Browsing a shelf full of classic literature was Danielle, who had heard about Tsutaya online and thus came for a visit.
“I’m finding a lot of books I’ve seen online but never actually in bookstores in Malaysia,” she marvelled.
She shared that she wanted to make the trip to Tsutaya to check out its collection of books, stationery, and other products.
Over in the romance aisle, I found Nurfarhah, who was carrying around three books in one hand, while her other pulled out another one from the shelf.
“You want the honest comment?” she asked surreptitiously. “I think… there are not so many books that I want here.”
Peering at her full hands, I had to chuckle.
She went on to explain that she prefers dark romance, but the genre was hard to find in Tsutaya, compared to other bookstores.
Lots of books, not enough substance?
Between sociology-related books, I found two visitors who were intently scouring the books, scanning through the spines with great focus.
The two, Hafiz and Halil, didn’t have specific books they wanted, but the duo’s genre of choice included humanities, social sciences, philosophy, and politics.
As avid readers, Halil said that the two were checking out the availability of titles in the store.
“Before this, we just went to Kinokuniya,” Hafiz brought up. In comparison, he found Tsutaya’s books were slightly cheaper.
However, he also felt like many of its selections were just popular titles, and that it lacked in-depth books. With that said, they really liked how the store catalogues its books.
They explained that Tsutaya has really specific and precise breakdowns of each of its sections, but they hope to find more niche books.
Another visitor, Shelby, also noted that the categories were very detailed, but she was actually overwhelmed by the sheer number of options she had.
Selling a lifestyle
Everyone I had spoken to was first-time visitors to the store, so I decided I needed someone with more expertise. Who better to ask than an employee?
I spotted a staff member hanging around the cafe and approached her. Dhivya was warm and welcoming, a trait that was shared by other staffers despite being tired from the volume of customers that have been gracing the store since its opening.
“We had to stock up a lot of books since we’re running out of stock,” she revealed.
I was surprised by this, as I had the preconception that people were there mainly to take photos and window-shop.
Dhivya laughed when I told her that, saying that there have definitely been people who visit just for the photos.
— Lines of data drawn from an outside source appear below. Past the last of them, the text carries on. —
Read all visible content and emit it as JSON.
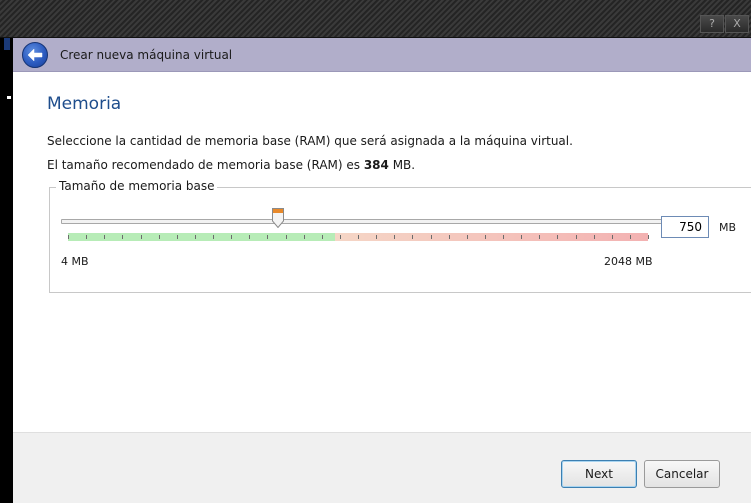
{
  "window": {
    "title_buttons": [
      "?",
      "X"
    ]
  },
  "header": {
    "title": "Crear nueva máquina virtual"
  },
  "page": {
    "title": "Memoria",
    "description": "Seleccione la cantidad de memoria base (RAM) que será asignada a la máquina virtual.",
    "recommended_prefix": "El tamaño recomendado de memoria base (RAM) es ",
    "recommended_value": "384",
    "recommended_suffix": " MB."
  },
  "memory": {
    "group_label": "Tamaño de memoria base",
    "value": "750",
    "value_num": 750,
    "unit": "MB",
    "min_label": "4 MB",
    "max_label": "2048 MB",
    "min": 4,
    "max": 2048,
    "recommended_fraction_green": 0.46
  },
  "footer": {
    "next_label": "Next",
    "cancel_label": "Cancelar"
  },
  "colors": {
    "header_bg": "#b1aeca",
    "title_blue": "#1e4d8c",
    "slider_green": "#b7ecb7",
    "slider_red": "#f3b2b2",
    "handle_orange": "#e8892a"
  },
  "icons": {
    "back": "back-arrow-icon",
    "help": "help-icon",
    "close": "close-icon"
  }
}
According to her, the percentage of patrons actually looking for a book versus those who are there for pictures is 50-50.
“Also, we do have a cafe in here,” she explained. “So, there are people coming to the café as well.”
She believes that Tsutaya is not just about the books, but instead about lifestyle.
Visitors are even encouraged to read in the bookstore, and according to her, you need not purchase a book to read it.
Perhaps that was why we noted that there was ample seating in the store, from study desks that lined one edge, to benches scattered around Tsutaya and of course, not forgetting the cafe area’s plush seating.
Needless to say, we saw that many of these seats were filled by readers lost in their books.
There wasn’t a queue when I visited the store on a weekday evening, but Dhivya expected the crowd to spike again come the weekend.
It’s clear that people are going to Tsutaya not just for the books or for the ‘Gram, but instead for the whole experience—the experience of browsing its many books, admiring the store’s layout and aesthetics, learning about Japanese culture through stands along the accessories aisles, and more.
Calling Tsutaya “just a bookstore” would be doing it an injustice, because there’s so much more that it offers, and it’s something you can’t quite describe unless you head there yourself.
As they say, don’t judge a book by its cover, so yes, while many people aren’t there just for books, it’s not necessarily a bad thing.